Horsepower is nice for pub arguments. But if you actually want your car to accelerate it’s the area under the torque curve that does the heavy lifting.

The Basics: Torque, Power, and Acceleration

Torque is the twisting force the engine applies. Power is simply torque applied quickly. The two are related by the precise and slightly boring equation:

P = T × ω

Where P is power, T is torque, and ω is engine speed in radians per second. Yes, radians – we are not barbarians.

Acceleration at the wheel follows from:

F = M·a and T = r·F = r·M·a

This means the only thing separating you from an embarrassing 0–100 time is mass, gearing, and your choice at lunch (pie or salad).

From Calculus to Car Feel

Average power over a rev band (ω₁ to ω₂) is defined as:

Average Power = (1 / (ω₂ − ω₁)) · ∫ω₁ω₂ T(ω) · ω dω

This integral is the mathematical way of saying: “If the torque curve is fat, the car goes fast. If it is skinny, you should have bought your bicycle.”
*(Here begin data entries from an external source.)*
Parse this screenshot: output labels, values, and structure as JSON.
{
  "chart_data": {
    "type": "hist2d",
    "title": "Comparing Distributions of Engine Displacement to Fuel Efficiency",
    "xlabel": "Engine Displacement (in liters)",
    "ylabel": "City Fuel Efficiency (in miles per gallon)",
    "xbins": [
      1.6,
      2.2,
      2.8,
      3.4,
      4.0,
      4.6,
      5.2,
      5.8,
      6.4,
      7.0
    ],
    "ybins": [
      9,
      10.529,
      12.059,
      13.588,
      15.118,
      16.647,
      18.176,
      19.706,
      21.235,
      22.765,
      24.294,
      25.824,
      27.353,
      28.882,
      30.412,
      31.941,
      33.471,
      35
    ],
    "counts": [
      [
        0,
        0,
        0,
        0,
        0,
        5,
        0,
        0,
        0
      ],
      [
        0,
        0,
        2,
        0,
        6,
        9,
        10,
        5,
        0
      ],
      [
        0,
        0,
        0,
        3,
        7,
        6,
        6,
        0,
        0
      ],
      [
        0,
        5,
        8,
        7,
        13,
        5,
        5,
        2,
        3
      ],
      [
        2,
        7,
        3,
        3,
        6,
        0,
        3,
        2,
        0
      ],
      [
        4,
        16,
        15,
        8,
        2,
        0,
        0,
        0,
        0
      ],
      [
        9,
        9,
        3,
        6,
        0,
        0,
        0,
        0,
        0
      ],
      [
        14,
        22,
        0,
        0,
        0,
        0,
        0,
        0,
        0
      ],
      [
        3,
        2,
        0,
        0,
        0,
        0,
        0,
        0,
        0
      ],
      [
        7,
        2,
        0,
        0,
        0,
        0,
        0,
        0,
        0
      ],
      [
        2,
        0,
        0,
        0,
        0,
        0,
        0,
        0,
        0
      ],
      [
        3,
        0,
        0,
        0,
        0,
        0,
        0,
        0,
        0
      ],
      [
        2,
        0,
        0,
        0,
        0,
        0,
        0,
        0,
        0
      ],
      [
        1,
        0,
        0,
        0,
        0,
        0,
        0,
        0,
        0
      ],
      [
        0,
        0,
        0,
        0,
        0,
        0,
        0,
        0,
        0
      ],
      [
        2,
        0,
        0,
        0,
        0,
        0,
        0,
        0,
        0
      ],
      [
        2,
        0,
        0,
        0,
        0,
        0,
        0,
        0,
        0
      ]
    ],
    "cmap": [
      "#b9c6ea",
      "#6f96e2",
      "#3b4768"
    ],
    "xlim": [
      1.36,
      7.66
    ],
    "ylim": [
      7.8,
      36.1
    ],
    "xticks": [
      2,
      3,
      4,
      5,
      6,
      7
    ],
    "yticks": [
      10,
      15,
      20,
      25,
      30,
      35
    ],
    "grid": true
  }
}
Flat vs Rising Torque Curves

Engines with positive-displacement superchargers (Jaguar V6, Audi V8, etc.) deliver a nearly flat torque curve. That means instant shove from idle to redline – a very German approach: consistent, efficient, predictable.

Centrifugal superchargers and certain turbos, on the other hand, build torque with rpm. This gives the illusion of drama. Mathematically, however, drama is inefficient.

Assume torque rises linearly from T₁ at ω₁ to T₂ at ω₂. Then:

  • Exact average power:
    Pexact ∝ (T₂ − T₁)(ω₂ − ω₁) / ln(R), with R = T₂/T₁
  • Approximation (area under curve):
    Papprox ∝ (T₁ + T₂)/2 · (ω₂ − ω₁)

Difference: Close enough. Your stopwatch will not care, an engineer will raise an eyebrow.

A Real-World Illustration

Two engines, both with 400 Nm peak:

  • Engine A (flat): ~400 Nm from 2,000 to 6,000 rpm.
  • Engine B (rising): ~150 Nm at 2,000 rpm, climbing to 400 Nm at 6,000 rpm.

Spec sheets say: “Both 400 Nm.” Reality says: Engine A accelerates everywhere. Engine B accelerates only when you are already late to your dentist appointment. This is why torque spread matters more than peak headlines.

The Takeaway

Peak horsepower figures are for marketing departments. The area under the torque curve is for engineers, drivers, and anyone who values getting to the next village before the bakery closes.

So remember: maximise torque across the rev range, not just at one photogenic peak. Your car – and your pride – will thank you.